# Hidden in Time, Revealed in Frequency: Spectral Features and Multiresolution Analysis for Encrypted Internet Traffic Classification

## Authors
- Nathan Dillbary
- Amit Dvir
- Chen Hajaj
- Ran Dubin
- Roi Yozevitch

## Summary
This Jupyter Notebook is associated with the paper titled "Hidden in Time, Revealed in Frequency: Spectral Features and Multiresolution Analysis for Encrypted Internet Traffic Classification," presented at the IEEE CCNC 2024 Conference. The research addresses the challenge of classifying encrypted internet traffic, introducing two novel methods: STFT-TC (Short-Time Fourier Transform-Based Traffic Classifier) and DWT-TC (Discrete Wavelet Transform-Based Traffic Classifier).

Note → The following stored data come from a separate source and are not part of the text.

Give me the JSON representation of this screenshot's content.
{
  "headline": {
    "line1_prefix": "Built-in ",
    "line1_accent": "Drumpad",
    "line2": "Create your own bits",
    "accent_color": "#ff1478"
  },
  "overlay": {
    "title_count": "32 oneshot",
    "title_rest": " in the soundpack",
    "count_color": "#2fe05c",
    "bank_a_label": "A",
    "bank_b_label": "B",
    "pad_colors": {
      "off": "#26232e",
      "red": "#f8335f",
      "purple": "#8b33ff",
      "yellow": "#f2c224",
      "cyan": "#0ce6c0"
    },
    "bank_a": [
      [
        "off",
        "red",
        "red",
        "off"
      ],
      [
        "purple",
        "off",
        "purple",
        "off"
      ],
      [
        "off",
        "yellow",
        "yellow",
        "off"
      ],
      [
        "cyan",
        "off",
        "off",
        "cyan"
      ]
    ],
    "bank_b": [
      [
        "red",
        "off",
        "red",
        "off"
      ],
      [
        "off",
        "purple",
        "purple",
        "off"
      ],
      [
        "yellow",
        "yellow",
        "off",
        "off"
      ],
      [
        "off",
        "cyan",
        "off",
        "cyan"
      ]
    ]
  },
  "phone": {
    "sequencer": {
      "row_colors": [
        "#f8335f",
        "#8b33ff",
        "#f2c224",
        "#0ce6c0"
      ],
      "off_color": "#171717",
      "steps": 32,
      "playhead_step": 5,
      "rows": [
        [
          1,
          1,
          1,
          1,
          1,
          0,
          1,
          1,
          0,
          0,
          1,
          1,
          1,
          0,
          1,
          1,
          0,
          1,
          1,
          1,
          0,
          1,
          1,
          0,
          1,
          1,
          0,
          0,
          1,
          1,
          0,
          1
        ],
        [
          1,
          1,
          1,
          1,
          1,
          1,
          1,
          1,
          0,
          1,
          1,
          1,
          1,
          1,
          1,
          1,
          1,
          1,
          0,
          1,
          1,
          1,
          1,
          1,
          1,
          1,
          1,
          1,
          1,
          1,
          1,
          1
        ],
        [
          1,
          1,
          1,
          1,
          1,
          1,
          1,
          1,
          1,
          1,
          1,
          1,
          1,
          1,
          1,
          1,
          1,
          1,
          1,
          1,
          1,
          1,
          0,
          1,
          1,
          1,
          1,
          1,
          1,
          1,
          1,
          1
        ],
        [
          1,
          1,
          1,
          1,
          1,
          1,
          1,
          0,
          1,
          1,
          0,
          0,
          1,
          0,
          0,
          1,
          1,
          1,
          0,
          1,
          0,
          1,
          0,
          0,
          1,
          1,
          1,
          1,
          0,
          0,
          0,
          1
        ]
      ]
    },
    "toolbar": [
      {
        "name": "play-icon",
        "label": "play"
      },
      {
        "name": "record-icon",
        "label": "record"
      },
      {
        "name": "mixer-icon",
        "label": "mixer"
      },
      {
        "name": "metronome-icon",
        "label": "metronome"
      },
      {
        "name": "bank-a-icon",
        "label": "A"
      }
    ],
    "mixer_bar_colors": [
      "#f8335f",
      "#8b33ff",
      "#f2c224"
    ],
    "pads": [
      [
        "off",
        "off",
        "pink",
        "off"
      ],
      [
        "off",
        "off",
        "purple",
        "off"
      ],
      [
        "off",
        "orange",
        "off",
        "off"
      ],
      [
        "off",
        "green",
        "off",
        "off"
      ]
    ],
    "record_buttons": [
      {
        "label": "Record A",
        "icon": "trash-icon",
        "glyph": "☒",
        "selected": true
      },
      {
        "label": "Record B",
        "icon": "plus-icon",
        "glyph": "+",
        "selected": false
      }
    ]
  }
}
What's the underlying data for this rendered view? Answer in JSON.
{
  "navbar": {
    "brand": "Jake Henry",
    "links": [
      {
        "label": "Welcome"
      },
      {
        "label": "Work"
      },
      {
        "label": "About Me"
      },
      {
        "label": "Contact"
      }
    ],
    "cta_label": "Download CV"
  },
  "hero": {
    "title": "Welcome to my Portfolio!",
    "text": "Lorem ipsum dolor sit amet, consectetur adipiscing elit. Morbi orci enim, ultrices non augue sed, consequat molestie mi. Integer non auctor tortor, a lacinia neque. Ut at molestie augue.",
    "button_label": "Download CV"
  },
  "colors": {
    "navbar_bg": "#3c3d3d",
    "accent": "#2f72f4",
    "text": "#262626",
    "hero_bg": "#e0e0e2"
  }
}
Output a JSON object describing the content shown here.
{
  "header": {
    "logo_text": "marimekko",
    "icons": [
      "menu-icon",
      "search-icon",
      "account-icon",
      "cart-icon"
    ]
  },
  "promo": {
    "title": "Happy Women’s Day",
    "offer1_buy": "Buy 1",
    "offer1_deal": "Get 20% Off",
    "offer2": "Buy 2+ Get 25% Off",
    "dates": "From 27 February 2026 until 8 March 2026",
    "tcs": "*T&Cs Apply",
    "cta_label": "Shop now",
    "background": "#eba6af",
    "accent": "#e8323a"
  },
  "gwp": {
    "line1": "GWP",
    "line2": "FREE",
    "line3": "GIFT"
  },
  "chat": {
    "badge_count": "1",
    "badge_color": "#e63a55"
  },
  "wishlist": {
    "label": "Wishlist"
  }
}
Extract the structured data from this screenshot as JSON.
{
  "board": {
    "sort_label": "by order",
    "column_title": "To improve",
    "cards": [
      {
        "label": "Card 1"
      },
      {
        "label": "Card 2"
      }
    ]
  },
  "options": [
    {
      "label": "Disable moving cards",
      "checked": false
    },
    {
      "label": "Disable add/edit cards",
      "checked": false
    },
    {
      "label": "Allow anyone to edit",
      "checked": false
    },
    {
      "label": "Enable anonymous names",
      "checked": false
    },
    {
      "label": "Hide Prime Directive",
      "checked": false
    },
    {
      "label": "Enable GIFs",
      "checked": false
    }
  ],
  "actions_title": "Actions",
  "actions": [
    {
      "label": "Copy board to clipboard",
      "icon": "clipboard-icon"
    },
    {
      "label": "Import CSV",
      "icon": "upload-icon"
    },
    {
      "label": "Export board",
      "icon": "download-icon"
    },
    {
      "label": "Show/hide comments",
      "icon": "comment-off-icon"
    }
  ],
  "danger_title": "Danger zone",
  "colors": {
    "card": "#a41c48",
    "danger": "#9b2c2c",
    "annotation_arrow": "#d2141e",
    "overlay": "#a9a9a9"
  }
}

These methods utilize time-frequency analysis techniques to provide improved accuracy and insight in encrypted traffic classification, demonstrating significant advancements over existing approaches.
The notebook herein contains implementations related to the paper's content.



---

## License
MIT License

Copyright (c) 2024 Nathan Dillbary, Amit Dvir, Chen Hajaj, Ran Dubin, Roi Yozevitch

Permission is hereby granted, free of charge, to any person obtaining a copy of this software and associated documentation files (the "Software"), to deal in the Software without restriction, including without limitation the rights to use, copy, modify, merge, publish, distribute, sublicense, and/or sell copies of the Software, and to permit persons to whom the Software is furnished to do so, subject to the following conditions:

The above copyright notice and this permission notice shall be included in all copies or substantial portions of the Software.

THE SOFTWARE IS PROVIDED "AS IS", WITHOUT WARRANTY OF ANY KIND, EXPRESS OR IMPLIED, INCLUDING BUT NOT LIMITED TO THE WARRANTIES OF MERCHANTABILITY, FITNESS FOR A PARTICULAR PURPOSE AND NONINFRINGEMENT. IN NO EVENT SHALL THE AUTHORS OR COPYRIGHT HOLDERS BE LIABLE FOR ANY CLAIM, DAMAGES OR OTHER LIABILITY, WHETHER IN AN ACTION OF CONTRACT, TORT OR OTHERWISE, ARISING FROM, OUT OF OR IN CONNECTION WITH THE SOFTWARE OR THE USE OR OTHER DEALINGS IN THE SOFTWARE.

In [None]:
import numpy as np
import pandas as pd
from typing import List, Optional
import scipy.signal
import librosa
import pywt

In [None]:
def extract_stft_features(data: List[int], features_to_extract: Optional[List[str]] = None) -> np.ndarray:
    """
    This function performs Short-Time Fourier Transform (STFT) on the given time-series data and extracts a comprehensive
    set of spectral and statistical features from the magnitude spectrogram.
    STFT converts the time-series into a 2D time-frequency domain representation, allowing for the analysis of
    frequency components' evolution over time.

    Args:
        data (List[int]): The input data, a time-series of integers, typically representing signals like audio or network traffic.
        features_to_extract (Optional[List[str]]): A list of specific feature names to extract from the spectrogram.
          If None or left unspecified, a comprehensive default set including mean, standard deviation, spectral centroid,
          spectral bandwidth, spectral contrast, spectral flatness, spectral rolloff, chroma STFT, and MFCC is used.

    Returns:
        np.ndarray: A 1D numpy array of concatenated features, resulting in a single feature vector representing the
        original input data's spectral characteristics.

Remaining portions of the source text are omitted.